Slurm version 23.02.07 If I have a QoS defined that has a set number of say GPU devices set in the GrpTRES. Is there an easy way to generate a list of how much of the defined quota is allocated or conversely un-allocated?
e.g.:
Name|Priority|GraceTime|Preempt|PreemptExemptTime|PreemptMode|Flags|UsageThres|UsageFactor|GrpTRES|GrpTRESMins|GrpTRESRunMins|GrpJobs|GrpSubmit|GrpWall|MaxTRES|MaxTRESPerNode|MaxTRESMins|MaxWall|MaxTRESPU|MaxJobsPU|MaxSubmitPU|MaxTRESPA|MaxJobsPA|MaxSubmitPA|MinTRES| normal|0|00:00:00|||cluster|||1.000000|||||||||||cpu=3000,gres/gpu=20||||||| dept1|1|00:00:00|||cluster|||1.000000|cpu=256,gres/gpu:1g.10gb=16,gres/gpu:2g.20gb=8,gres/gpu:3g.40gb=8,gres/gpu:a100.80gb=8||||||||||||||||| dept2|1|00:00:00|||cluster|||1.000000|cpu=256,gres/gpu:1g.10gb=0,gres/gpu:2g.20gb=0,gres/gpu:3g.40gb=0,gres/gpu:a100.80gb=16|||||||||||||||||
So dept1 and dept2 qos are set on the same partition. How can a user with access to one or other see if there are available resources in the partition?
Hi Alistair,
I was holding off replying in the hope someone would have a good answer. In lieu of that, here’s my partial answer:
When I looked at trying to report per-user and per-group qos values a few months I discovered that SLURM reports the information via this command:
scontrol -o show assoc_mgr flags=qos
I haven’t found any documentation explaining the format of that output. It seems to be parsable, but I’m not sure if the format will change in later version of SLURM. I’m using perl regexp’s for the reporting I’m doing, but here’s a grep-based example to extract per-group limits of cpus which works on my setup:
scontrol -o show assoc_mgr flags=qos|grep QOS=dept1|grep -o 'GrpTRES=[^ ]*'|grep -o 'cpu=[0-9]*'
That information is available to all SLURM users. But given the different contexts a qos can be used in, I’m not sure how you might be able to limit reporting only to users who are permitted to use a specific qos.

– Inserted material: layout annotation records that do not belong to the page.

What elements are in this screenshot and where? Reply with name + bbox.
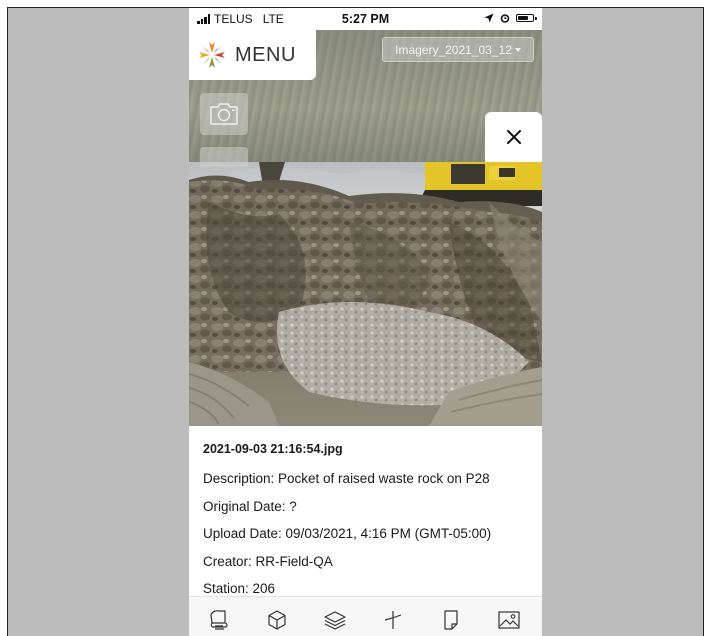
photo-filename: 2021-09-03 21:16:54.jpg — [203, 442, 343, 456]
image-icon — [498, 611, 520, 629]
note-tool-button[interactable] — [436, 607, 466, 633]
measure-icon — [384, 611, 402, 629]
site-photo — [189, 162, 542, 426]
measure-tool-button[interactable] — [378, 607, 408, 633]
alarm-icon — [500, 14, 510, 23]
status-icons — [484, 13, 537, 23]
cube-icon — [268, 610, 286, 630]
photo-creator: Creator: RR-Field-QA — [203, 553, 333, 569]
app-logo-icon — [199, 42, 225, 68]
camera-icon — [210, 103, 238, 125]
location-icon — [484, 13, 494, 23]
camera-button[interactable] — [200, 93, 248, 135]
image-tool-button[interactable] — [494, 607, 524, 633]
layers-tool-button[interactable] — [320, 607, 350, 633]
close-button[interactable] — [485, 112, 542, 162]
bucket-tool-button[interactable] — [204, 607, 234, 633]
menu-label: MENU — [235, 43, 296, 66]
3d-tool-button[interactable] — [262, 607, 292, 633]
bottom-toolbar — [189, 596, 542, 636]
site-photo-image — [189, 162, 542, 426]
bucket-icon — [210, 610, 228, 630]
menu-button[interactable]: MENU — [189, 30, 316, 80]
chevron-down-icon — [514, 47, 521, 52]
photo-upload-date: Upload Date: 09/03/2021, 4:16 PM (GMT-05… — [203, 526, 492, 541]
photo-info-panel: 2021-09-03 21:16:54.jpg Description: Poc… — [189, 426, 542, 596]
layers-icon — [324, 611, 346, 630]
photo-original-date: Original Date: ? — [203, 498, 297, 514]
imagery-dropdown[interactable]: Imagery_2021_03_12 — [382, 37, 534, 62]
photo-description: Description: Pocket of raised waste rock… — [203, 471, 490, 486]
phone-screen: TELUS LTE 5:27 PM MENU Imagery_2021_03_1… — [189, 8, 542, 636]
close-icon — [506, 130, 521, 144]
status-bar: TELUS LTE 5:27 PM — [189, 8, 542, 30]
imagery-selected-value: Imagery_2021_03_12 — [395, 42, 512, 57]
battery-icon — [516, 14, 537, 22]
note-icon — [444, 610, 458, 630]
map-tool-button[interactable] — [200, 147, 248, 167]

And for completeness, here’s a similar method for extracting per-user gpu limits:
scontrol -o show assoc_mgr flags=qos|grep QOS=myqosname|grep -o 'myusernamel([0-9]*)={[^}]*}'|grep -o 'MaxTRESPU=[^ ]*'|grep -o 'gres/gpu=[0-9]*([0-9]*)'
Regards, Mike
From: Alastair Neil via slurm-users slurm-users@lists.schedmd.com Sent: Tuesday, February 6, 2024 11:30 PM To: slurm-users@schedmd.com Subject: [External] [slurm-users] Is there a way to list allocated/unallocated resources defined in a QoS?
This email originated outside the University. Check before clicking links or attachments. Slurm version 23.02.07 If I have a QoS defined that has a set number of say GPU devices set in the GrpTRES. Is there an easy way to generate a list of how much of the defined quota is allocated or conversely un-allocated?
e.g.:
Name|Priority|GraceTime|Preempt|PreemptExemptTime|PreemptMode|Flags|UsageThres|UsageFactor|GrpTRES|GrpTRESMins|GrpTRESRunMins|GrpJobs|GrpSubmit|GrpWall|MaxTRES|MaxTRESPerNode|MaxTRESMins|MaxWall|MaxTRESPU|MaxJobsPU|MaxSubmitPU|MaxTRESPA|MaxJobsPA|MaxSubmitPA|MinTRES| normal|0|00:00:00|||cluster|||1.000000|||||||||||cpu=3000,gres/gpu=20||||||| dept1|1|00:00:00|||cluster|||1.000000|cpu=256,gres/gpu:1g.10gb=16,gres/gpu:2g.20gb=8,gres/gpu:3g.40gb=8,gres/gpu:a100.80gb=8||||||||||||||||| dept2|1|00:00:00|||cluster|||1.000000|cpu=256,gres/gpu:1g.10gb=0,gres/gpu:2g.20gb=0,gres/gpu:3g.40gb=0,gres/gpu:a100.80gb=16|||||||||||||||||
So dept1 and dept2 qos are set on the same partition. How can a user with access to one or other see if there are available resources in the partition?